Era la tercera vez que el madrileño visitaba Asturias en menos de un año con el disco «Daiquiri Blues» bajo el brazo. Podía haber ofrecido más de lo mismo, pero no. Propuso a su público un repertorio diferente y triunfó al recorrer algunas de sus canciones más conocidas -no puede fallar «Salitre», con mención a la playa llanisca de Torimbia, ni «Kamikazes enamorados»- y combinarlas con canciones poco oídas en sus directos como «Palomas en la quinta». De su último trabajo tan sólo entonó la mitad, que ya engrana perfectamente con su trayectoria anterior. Lo que podía haber sido un «déjà vu» se convirtió en una auténtica demostración de oficio.

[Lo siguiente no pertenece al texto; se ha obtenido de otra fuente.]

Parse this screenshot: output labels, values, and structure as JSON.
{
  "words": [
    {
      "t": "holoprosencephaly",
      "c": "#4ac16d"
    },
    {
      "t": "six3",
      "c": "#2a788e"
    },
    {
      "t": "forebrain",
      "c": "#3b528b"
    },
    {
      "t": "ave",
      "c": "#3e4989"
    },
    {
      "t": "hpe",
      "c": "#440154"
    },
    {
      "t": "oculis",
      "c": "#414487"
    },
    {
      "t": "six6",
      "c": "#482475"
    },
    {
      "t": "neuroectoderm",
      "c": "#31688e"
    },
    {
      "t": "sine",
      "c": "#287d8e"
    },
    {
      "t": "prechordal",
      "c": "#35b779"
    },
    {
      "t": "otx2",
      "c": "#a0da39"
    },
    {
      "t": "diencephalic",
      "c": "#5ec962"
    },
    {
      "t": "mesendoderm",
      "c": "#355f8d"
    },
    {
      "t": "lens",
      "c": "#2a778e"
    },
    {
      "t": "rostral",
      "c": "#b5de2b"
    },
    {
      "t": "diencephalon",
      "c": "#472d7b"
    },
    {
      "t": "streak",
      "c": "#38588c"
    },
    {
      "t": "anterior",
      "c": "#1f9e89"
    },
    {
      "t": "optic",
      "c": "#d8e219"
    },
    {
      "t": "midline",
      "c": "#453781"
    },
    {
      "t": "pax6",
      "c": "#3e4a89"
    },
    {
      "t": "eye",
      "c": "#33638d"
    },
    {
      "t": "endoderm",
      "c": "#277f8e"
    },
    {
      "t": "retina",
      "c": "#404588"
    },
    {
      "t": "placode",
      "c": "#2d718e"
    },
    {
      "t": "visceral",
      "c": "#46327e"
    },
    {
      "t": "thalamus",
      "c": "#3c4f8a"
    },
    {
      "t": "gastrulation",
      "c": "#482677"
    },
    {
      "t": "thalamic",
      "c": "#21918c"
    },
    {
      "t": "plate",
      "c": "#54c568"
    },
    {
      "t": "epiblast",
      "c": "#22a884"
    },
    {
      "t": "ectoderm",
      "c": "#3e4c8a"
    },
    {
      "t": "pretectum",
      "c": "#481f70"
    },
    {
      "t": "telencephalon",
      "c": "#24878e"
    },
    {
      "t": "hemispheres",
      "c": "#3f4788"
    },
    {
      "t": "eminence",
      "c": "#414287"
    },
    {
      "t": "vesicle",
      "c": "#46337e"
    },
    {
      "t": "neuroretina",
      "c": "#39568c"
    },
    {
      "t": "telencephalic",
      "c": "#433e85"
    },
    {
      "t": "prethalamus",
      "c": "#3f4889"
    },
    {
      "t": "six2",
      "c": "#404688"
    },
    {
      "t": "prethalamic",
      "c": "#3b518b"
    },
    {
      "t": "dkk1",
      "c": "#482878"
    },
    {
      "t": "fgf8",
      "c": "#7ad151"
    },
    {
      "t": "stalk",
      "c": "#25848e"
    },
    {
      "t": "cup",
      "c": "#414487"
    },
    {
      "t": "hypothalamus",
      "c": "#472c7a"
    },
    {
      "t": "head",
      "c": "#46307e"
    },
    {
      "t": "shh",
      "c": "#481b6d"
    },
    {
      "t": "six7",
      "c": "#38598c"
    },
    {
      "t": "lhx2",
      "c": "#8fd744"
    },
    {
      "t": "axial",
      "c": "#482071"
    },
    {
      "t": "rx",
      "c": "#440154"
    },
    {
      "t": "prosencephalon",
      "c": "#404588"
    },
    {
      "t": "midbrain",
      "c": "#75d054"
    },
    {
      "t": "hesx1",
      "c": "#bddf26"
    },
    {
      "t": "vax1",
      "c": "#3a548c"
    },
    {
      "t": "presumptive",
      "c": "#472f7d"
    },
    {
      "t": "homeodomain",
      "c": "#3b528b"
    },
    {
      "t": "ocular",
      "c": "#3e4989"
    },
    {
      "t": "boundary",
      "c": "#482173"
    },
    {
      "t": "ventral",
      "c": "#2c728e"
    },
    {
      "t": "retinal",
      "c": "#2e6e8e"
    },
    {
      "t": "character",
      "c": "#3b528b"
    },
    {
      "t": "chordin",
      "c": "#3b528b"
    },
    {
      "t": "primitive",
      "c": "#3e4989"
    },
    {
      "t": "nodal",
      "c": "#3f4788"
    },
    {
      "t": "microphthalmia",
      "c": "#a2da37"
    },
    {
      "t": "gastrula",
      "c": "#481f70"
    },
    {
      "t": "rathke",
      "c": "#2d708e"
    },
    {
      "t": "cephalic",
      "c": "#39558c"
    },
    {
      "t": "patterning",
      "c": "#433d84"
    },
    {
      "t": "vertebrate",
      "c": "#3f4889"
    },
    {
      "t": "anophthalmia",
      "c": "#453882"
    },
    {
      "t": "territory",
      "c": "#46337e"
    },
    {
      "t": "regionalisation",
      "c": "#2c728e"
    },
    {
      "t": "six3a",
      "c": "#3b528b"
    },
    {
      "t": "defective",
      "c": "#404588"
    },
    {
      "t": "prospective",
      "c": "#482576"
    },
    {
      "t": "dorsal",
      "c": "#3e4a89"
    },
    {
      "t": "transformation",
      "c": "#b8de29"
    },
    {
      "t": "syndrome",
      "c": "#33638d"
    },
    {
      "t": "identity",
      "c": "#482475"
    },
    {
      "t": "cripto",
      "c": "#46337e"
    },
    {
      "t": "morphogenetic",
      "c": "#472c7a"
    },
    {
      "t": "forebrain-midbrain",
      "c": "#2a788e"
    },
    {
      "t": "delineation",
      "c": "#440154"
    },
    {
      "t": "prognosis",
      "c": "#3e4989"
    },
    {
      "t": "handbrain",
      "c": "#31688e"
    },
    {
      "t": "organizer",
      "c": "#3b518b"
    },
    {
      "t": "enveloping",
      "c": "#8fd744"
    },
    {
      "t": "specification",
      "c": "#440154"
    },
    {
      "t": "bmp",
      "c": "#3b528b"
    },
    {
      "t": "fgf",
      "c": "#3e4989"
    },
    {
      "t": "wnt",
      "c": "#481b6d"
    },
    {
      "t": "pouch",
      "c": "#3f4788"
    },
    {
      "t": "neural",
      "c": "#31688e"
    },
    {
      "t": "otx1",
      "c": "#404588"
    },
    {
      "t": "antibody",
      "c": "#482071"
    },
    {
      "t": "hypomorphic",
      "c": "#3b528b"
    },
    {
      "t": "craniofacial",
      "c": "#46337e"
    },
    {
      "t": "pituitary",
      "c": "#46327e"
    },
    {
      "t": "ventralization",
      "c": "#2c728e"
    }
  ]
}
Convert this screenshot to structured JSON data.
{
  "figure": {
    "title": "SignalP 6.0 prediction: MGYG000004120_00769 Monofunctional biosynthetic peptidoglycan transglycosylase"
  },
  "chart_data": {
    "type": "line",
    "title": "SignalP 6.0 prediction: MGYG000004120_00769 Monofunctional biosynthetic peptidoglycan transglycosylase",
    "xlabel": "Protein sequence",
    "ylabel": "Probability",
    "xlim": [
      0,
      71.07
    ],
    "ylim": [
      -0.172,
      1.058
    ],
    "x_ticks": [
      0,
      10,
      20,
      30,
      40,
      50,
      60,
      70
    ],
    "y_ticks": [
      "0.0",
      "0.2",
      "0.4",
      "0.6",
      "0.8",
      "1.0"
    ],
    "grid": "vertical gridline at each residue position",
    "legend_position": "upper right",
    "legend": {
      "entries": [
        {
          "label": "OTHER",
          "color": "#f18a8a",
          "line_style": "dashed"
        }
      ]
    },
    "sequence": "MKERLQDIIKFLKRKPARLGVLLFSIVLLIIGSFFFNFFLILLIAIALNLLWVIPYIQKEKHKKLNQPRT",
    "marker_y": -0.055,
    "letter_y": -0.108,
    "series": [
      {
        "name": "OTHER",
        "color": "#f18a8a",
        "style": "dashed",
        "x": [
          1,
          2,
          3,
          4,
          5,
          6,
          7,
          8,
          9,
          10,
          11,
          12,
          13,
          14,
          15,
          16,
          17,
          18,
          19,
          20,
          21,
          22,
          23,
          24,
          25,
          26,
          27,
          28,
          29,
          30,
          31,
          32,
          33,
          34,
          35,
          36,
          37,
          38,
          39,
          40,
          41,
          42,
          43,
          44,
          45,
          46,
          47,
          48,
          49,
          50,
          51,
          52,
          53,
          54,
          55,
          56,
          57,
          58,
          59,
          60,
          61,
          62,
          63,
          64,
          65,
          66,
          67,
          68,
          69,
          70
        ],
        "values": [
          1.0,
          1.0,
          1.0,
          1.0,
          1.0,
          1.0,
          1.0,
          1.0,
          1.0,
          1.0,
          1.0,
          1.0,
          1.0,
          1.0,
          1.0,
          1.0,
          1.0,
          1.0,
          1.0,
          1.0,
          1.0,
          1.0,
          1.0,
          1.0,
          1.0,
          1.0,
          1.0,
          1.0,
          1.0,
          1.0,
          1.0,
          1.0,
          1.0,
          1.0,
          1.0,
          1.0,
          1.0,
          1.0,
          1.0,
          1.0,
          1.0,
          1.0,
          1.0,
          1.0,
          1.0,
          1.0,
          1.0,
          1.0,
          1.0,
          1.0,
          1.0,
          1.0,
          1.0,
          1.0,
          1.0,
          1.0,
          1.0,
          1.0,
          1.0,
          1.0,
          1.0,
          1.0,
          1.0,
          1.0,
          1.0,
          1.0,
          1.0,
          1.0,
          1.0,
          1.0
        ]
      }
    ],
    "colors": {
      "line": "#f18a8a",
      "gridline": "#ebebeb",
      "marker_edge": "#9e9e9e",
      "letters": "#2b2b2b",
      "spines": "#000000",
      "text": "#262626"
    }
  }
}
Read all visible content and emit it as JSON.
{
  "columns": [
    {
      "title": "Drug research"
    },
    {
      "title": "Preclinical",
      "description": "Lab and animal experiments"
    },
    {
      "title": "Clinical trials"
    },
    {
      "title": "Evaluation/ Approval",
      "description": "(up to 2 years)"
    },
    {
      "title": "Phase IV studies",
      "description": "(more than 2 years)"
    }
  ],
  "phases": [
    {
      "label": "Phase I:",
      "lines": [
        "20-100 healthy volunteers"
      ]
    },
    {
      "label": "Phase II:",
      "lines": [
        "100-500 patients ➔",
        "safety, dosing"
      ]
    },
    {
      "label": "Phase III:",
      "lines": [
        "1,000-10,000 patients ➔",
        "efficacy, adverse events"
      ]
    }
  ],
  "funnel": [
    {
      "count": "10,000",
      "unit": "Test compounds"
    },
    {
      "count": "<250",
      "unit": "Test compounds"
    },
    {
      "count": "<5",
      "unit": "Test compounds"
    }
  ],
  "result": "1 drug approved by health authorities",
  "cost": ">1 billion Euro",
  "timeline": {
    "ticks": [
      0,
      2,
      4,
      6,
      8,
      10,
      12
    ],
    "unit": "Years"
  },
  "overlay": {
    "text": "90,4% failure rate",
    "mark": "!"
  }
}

Y de buena música, a la que contribuyó una banda, la suya, que logra un sonido muy fluido y limpio, con continuas muestras de complicidad que permiten incluso juegos al concluir las canciones entre los propios músicos. Mario Raya -con la guitarra, mandolina y un pedal «steel» que se dejó sentir menos que otras veces-, Jacob Reguilón al bajo, Julián Maeso a los teclados y Tony Jurado aferrado a las baquetas se lo pasan en grande. Eso salta a la platea, que no dudó en ponerse en pie para saltar y cantar a voces «Vidas cruzadas».

Las historias sencillas de sus canciones, que pueden reflejar el día a día de cualquier persona, llegan cada vez a más público y la mezcla de edades en el recinto ovetense fue sorprendente. Acudieron hasta niños de la mano de sus padres, que se portaron mejor que algunas de las «groupies», fuera de lugar en aquel ambiente de canción desnuda y rock sin artificios.

Quique se merece seguir llenando auditorios. Desde la primera canción contagia su entusiasmo con la música. Así da gusto repetir tres veces y las que hagan falta.